3

333 20 0
                                    

Dua bulan berlalu..
Lana semakin menyibukan diri dengan pekerjaannya. Ia tidak membiarkan otaknya memikirkan Emer berlama-lama. Sesekali ia mengisi waktu dengan pergi ke salon miliknya untuk me time gratis atau menonton film streaming di laptopnya seperti hari ini.

Satu minggu yang lalu ia mendengar kabar dari Thalita bahwa pernikahan Emer dengan calonnya akan dilaksanakan dua minggu lagi.

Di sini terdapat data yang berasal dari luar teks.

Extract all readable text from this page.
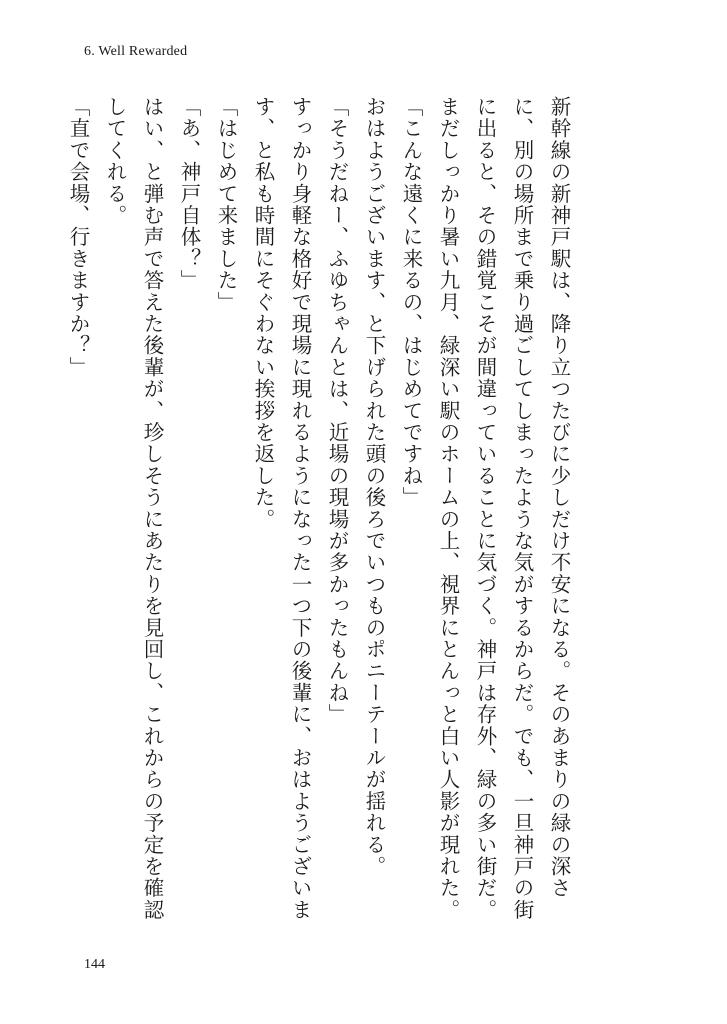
6. Well Rewarded

新幹線の新神戸駅は、降り立つたびに少しだけ不安になる。そのあまりの緑の深さに、別の場所まで乗り過ごしてしまったような気がするからだ。でも、一旦神戸の街に出ると、その錯覚こそが間違っていることに気づく。神戸は存外、緑の多い街だ。

まだしっかり暑い九月、緑深い駅のホームの上、視界にとんっと白い人影が現れた。

「こんな遠くに来るの、はじめてですね」

おはようございます、と下げられた頭の後ろでいつものポニーテールが揺れる。

「そうだねー、ふゆちゃんとは、近場の現場が多かったもんね」

すっかり身軽な格好で現場に現れるようになった一つ下の後輩に、おはようございます、と私も時間にそぐわない挨拶を返した。

「はじめて来ました」

「あ、神戸自体？」

はい、と弾む声で答えた後輩が、珍しそうにあたりを見回し、これからの予定を確認してくれる。

「直で会場、行きますか？」

144
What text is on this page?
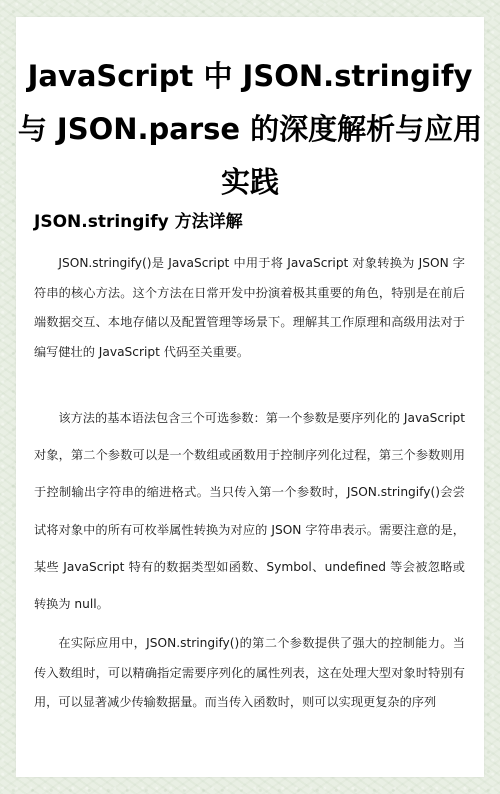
JavaScript 中 JSON.stringify 与 JSON.parse 的深度解析与应用实践
JSON.stringify 方法详解

JSON.stringify()是 JavaScript 中用于将 JavaScript 对象转换为 JSON 字符串的核心方法。这个方法在日常开发中扮演着极其重要的角色，特别是在前后端数据交互、本地存储以及配置管理等场景下。理解其工作原理和高级用法对于编写健壮的 JavaScript 代码至关重要。

该方法的基本语法包含三个可选参数：第一个参数是要序列化的 JavaScript 对象，第二个参数可以是一个数组或函数用于控制序列化过程，第三个参数则用于控制输出字符串的缩进格式。当只传入第一个参数时，JSON.stringify()会尝试将对象中的所有可枚举属性转换为对应的 JSON 字符串表示。需要注意的是，某些 JavaScript 特有的数据类型如函数、Symbol、undefined 等会被忽略或转换为 null。

在实际应用中，JSON.stringify()的第二个参数提供了强大的控制能力。当传入数组时，可以精确指定需要序列化的属性列表，这在处理大型对象时特别有用，可以显著减少传输数据量。而当传入函数时，则可以实现更复杂的序列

Lana memang belum mengenal calon istri Emer. Tapi Thalita mengenal baik wanita itu.

Namanya Paola Irene, seorang penyangi solo baru yang lagu-lagunya terkenal karna diminati banyak kalangan. Pao dikenal sangat pendiam sama seperti dirinya dulu. Ia adalah junior Thalita saat kuliah. Wanita itu masih sangat muda dibandingkan Emer yang berusia tiga puluh empat tahun, bahkan dirinya masih menyelesaikan skripsi. Mungkin usia Pao sekitar dua puluh empat tahun.

Tidak banyak yang tahu tentang perjodohan mereka dan bagaimana hubungan mereka sebenarnya.
Segala jenis media menggembor-gemborkan bahwa mereka adalah sepasang kekasih yang sangat serasi, bahkan pernikahan mereka disebut-sebut sebagai hari patah hati nasional. Hoeks, sangat berlebihan kan? Patah hati nasional apa? Satu-satunya orang yang bisa disebut patah hati hanya dirinya. Hanya Lana!

Melihat berita mereka yang terkesan diheboh-hebohkan, dan foto prewedding mereka yang tersebar di semua akun-akun gosip di Instagram benar-benar membuatnya muak. Lana sampai tidak tahu bagaimana ia harus menanggapinya.

Anehnya baik Emer maupun Pao tampak tidak keberatan dengan berita yang jelas-jelas bohong itu.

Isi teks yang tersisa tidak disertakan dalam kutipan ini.